A century ago, Americans weary of the 1918 Spanish influenza pandemic marked Thanksgiving with parades and parties. In some cities, throngs of people gathered in a ceremonial tossing away of their gauze facemasks, believing that they had survived the worst of the outbreak.

And what happened next? Influenza deaths skyrocketed in December, ending that deadly year with even greater losses.

As we enter the 2020 holiday season, we cannot allow history to repeat itself. New COVID-19 cases are reaching nearly 4,000 daily, the highest levels in New Jersey since the peak last April. This is no time to let down our guard on the precautions that help keep us, and the people around us, safe.

For New Jersey’s physicians, nurses, and 140,000 employees of New Jersey hospitals, COVID-19 doesn’t take a holiday. These selfless professionals are our greatest resource in fighting this pandemic, and they are irreplaceable. They serve on the pandemic’s frontlines each day, through Diwali, Thanksgiving, Hannukah, Christmas, Kwanzaa, and New Year’s. And they too have parents, grandparents, children, and grandchildren who they long to celebrate with.

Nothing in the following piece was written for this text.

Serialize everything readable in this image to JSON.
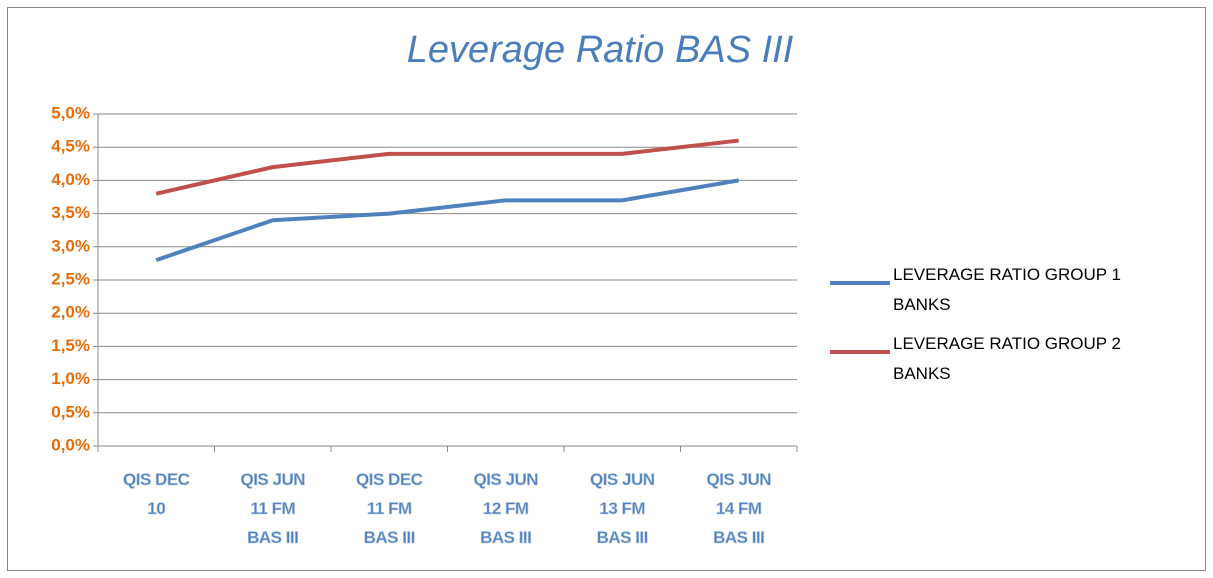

The very best way you can thank our healthcare heroes is to follow the personal precautions that can stop the spread of COVID-19. Keep your holiday events small —fewer than 10 people. Gather outdoors if possible. Social distance. Wear facemasks. Wash your hands frequently. And by all means, stay home if you are sick.

Good health is one of life’s greatest blessings. Let’s all show our gratitude to the men and women of New Jersey’s healthcare community by doing what we can to help protect it.